Golden games

TL;DR

This paper analyzes binary-tree win-lose games with random payoffs, revealing that 'golden games' where payoff probability equals the golden ratio are highly fragile, with small payoff changes often flipping the winner.

Contribution

It introduces the concept of fragility in golden games and derives a recursive formula for their asymptotic fragility, highlighting their extreme sensitivity to payoff alterations.

Findings

Golden games are highly fragile, with small payoff flips often changing the winner.

Asymptotic fragility can be computed recursively for golden games.

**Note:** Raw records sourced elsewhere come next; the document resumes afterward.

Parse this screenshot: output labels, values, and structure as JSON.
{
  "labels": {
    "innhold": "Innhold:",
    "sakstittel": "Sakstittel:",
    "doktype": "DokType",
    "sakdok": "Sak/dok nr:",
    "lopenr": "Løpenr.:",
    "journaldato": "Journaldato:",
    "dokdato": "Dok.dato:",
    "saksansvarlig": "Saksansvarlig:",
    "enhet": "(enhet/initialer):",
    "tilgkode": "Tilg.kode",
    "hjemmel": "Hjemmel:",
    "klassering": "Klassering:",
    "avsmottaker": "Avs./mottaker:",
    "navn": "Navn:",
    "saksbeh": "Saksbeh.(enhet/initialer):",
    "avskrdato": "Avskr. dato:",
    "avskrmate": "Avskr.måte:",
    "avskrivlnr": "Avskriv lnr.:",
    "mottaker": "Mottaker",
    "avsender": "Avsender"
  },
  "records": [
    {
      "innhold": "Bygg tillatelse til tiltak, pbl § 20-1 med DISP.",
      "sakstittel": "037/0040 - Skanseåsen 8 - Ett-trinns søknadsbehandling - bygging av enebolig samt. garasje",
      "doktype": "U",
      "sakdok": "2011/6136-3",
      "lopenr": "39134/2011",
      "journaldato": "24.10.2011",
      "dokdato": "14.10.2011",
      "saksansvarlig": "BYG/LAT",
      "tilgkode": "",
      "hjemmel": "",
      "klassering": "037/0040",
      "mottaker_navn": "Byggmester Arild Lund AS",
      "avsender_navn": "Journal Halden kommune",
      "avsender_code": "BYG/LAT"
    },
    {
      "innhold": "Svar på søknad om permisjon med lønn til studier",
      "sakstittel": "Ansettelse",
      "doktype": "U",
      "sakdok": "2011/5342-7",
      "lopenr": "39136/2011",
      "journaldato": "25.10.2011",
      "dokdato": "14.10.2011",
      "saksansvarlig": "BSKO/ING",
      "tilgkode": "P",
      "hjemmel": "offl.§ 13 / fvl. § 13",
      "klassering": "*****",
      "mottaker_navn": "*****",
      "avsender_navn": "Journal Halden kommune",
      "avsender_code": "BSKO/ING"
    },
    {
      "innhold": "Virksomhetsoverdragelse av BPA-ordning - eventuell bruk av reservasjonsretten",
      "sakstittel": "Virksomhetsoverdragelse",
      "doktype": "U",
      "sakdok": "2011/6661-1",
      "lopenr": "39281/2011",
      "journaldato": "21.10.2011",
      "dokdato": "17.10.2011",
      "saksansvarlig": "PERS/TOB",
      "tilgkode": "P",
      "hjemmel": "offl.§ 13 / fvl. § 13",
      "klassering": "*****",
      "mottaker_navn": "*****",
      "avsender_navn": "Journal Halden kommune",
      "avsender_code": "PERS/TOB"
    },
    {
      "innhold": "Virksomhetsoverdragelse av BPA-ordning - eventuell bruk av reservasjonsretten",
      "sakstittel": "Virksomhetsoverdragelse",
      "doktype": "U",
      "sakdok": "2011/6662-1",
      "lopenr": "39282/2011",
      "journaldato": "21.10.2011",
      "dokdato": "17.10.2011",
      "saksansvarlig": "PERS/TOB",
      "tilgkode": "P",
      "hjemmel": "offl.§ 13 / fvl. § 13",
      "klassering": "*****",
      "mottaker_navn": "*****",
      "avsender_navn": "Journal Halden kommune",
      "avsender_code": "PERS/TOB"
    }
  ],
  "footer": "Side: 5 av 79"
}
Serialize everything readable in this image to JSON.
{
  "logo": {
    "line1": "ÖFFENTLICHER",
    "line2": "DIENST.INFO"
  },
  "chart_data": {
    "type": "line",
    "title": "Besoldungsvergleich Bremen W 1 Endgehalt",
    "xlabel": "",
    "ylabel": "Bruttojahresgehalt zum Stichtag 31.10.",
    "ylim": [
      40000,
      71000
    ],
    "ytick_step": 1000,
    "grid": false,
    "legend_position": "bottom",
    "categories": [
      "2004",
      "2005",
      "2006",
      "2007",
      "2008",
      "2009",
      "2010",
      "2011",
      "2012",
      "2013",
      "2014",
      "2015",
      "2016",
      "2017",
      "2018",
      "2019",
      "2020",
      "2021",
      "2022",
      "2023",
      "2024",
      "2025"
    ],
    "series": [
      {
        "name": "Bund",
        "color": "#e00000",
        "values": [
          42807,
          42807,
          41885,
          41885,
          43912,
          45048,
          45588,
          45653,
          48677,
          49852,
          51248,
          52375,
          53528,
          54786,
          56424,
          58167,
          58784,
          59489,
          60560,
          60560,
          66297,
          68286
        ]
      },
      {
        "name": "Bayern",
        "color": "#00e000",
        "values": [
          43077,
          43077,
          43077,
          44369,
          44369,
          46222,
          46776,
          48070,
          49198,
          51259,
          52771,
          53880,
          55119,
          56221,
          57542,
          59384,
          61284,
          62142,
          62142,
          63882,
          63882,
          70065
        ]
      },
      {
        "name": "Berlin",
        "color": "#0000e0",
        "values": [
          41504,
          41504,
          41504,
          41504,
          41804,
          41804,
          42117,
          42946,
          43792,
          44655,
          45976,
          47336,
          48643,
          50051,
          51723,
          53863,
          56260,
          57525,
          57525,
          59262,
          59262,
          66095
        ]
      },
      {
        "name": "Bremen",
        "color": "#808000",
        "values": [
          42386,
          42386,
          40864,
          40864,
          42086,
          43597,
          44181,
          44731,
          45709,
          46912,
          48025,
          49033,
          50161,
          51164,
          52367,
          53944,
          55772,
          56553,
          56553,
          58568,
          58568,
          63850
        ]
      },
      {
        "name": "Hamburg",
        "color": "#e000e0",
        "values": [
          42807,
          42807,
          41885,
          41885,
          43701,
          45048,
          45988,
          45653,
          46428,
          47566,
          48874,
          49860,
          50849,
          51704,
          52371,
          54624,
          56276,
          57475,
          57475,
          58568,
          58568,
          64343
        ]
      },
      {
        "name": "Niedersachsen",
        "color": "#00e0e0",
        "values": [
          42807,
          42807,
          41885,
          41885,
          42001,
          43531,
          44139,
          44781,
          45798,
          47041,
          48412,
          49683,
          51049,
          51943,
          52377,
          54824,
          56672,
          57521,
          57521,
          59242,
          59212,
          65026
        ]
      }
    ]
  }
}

Probability of flipping a few payoffs to change the winner approaches 1 as game depth increases.

Abstract

We consider extensive form win-lose games over a complete binary-tree of depth $n$ where players act in an alternating manner. We study arguably the simplest random structure of payoffs over such games where 0/1 payoffs in the leafs are drawn according to an i.i.d. Bernoulli distribution with probability $p$. Whenever $p$ differs from the golden ratio, asymptotically as $n\rightarrow \infty$, the winner of the game is determined. In the case where $p$ equals the golden ratio, we call such a random game a \emph{golden game}. In golden games the winner is the player that acts first with probability that is equal to the golden ratio. We suggest the notion of \emph{fragility} as a measure for "fairness" of a game's rules. Fragility counts how many leaves' payoffs should be flipped in order to convert the identity of the winning player. Our main result provides a recursive formula for asymptotic fragility of golden games. Surprisingly, golden games are extremely fragile. For instance, with probability $\approx 0.77$ a losing player could flip a single payoff (out of $2^n$) and become a winner. With probability $\approx 0.999$ a losing player could flip 3 payoffs and become the winner.